Eleven patients with DMD (mean age, 10 ± 5 years) and 16 healthy volunteers of similar age were examined on a 3-T system with 1H MRI and 23Na density-adapted 3-dimensional radial MRI sequences. The muscle edema was quantified on short-tau inversion recovery images using background noise as reference. Fatty degeneration was quantified on T1-weighted images using subcutaneous fat as reference. Na+ was quantified by a muscular tissue sodium concentration (TSC) sequence.
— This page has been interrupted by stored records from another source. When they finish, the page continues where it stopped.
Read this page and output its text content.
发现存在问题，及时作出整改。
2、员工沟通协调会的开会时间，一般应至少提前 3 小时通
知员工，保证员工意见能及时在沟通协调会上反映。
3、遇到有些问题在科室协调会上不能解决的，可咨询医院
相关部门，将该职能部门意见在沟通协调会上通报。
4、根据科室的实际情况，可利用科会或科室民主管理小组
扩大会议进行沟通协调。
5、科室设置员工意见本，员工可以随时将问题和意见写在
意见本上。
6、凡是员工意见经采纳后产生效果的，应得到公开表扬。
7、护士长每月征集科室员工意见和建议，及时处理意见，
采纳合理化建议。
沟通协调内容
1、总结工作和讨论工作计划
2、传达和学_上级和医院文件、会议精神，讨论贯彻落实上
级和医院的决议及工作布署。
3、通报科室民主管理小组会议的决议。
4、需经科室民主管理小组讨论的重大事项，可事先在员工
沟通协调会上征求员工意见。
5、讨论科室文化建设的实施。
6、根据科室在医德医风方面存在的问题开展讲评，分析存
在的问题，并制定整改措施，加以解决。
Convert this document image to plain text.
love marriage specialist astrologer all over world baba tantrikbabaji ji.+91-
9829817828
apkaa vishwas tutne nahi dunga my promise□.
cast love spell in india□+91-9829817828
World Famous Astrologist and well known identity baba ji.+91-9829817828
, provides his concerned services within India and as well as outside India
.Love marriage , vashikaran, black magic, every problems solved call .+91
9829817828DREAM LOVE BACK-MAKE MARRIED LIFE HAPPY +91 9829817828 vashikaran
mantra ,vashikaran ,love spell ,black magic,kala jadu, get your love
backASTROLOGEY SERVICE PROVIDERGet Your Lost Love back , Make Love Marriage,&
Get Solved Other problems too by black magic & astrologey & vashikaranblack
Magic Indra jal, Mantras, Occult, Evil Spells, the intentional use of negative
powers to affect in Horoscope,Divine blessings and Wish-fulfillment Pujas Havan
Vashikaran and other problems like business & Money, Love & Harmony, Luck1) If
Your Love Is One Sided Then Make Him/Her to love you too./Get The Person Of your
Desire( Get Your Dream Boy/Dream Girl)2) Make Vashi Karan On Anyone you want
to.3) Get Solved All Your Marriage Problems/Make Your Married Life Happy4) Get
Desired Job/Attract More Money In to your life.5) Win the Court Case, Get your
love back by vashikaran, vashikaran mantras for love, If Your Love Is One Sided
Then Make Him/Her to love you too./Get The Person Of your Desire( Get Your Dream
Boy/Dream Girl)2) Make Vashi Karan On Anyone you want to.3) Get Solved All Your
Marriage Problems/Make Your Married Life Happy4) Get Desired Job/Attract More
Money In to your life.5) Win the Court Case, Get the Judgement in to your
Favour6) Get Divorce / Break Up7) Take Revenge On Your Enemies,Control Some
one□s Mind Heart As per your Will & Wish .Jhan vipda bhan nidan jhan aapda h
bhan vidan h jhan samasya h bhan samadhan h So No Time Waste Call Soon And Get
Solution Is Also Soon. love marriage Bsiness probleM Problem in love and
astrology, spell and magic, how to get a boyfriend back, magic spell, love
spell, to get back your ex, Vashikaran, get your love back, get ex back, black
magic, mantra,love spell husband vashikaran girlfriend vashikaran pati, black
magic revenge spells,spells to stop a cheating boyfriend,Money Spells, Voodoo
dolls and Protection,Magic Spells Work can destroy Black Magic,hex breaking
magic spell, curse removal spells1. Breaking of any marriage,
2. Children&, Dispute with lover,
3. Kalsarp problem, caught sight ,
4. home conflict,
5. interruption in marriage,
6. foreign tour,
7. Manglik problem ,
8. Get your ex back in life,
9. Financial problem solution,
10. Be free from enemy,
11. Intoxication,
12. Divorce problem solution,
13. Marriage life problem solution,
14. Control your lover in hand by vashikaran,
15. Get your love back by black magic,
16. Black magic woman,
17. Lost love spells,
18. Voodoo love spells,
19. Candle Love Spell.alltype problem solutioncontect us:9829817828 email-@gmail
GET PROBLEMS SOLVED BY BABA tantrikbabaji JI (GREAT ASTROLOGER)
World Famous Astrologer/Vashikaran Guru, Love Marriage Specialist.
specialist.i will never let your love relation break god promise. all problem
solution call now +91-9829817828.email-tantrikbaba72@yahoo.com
A novel inversion recovery (IR) sequence allowed us to determine mainly the myoplasmic Na+ by suppression of the extracellular 23Na signal from vasogenic edema. A reference tube containing 51.3 mmol/L Na+ with agarose gel was used for standardization.


The normalized muscular signal intensity of 23Na as assessed by the IR sequence was significantly higher for patients with DMD than for volunteers. TSC was markedly increased at 38.4 ± 6.8 mmol/L in patients with DMD compared with 25.4 ± 2.1 mmol/L in volunteers. The muscular edema-like changes were much more prominent in patients with DMD than in volunteers. In addition, the muscular fat content was significantly higher in patients with DMD than in volunteers.


The elevated myoplasmic Na+ concentration in DMD is osmotically relevant and causes a mainly intracellular muscle edema that contributes to the pathogenesis of DMD.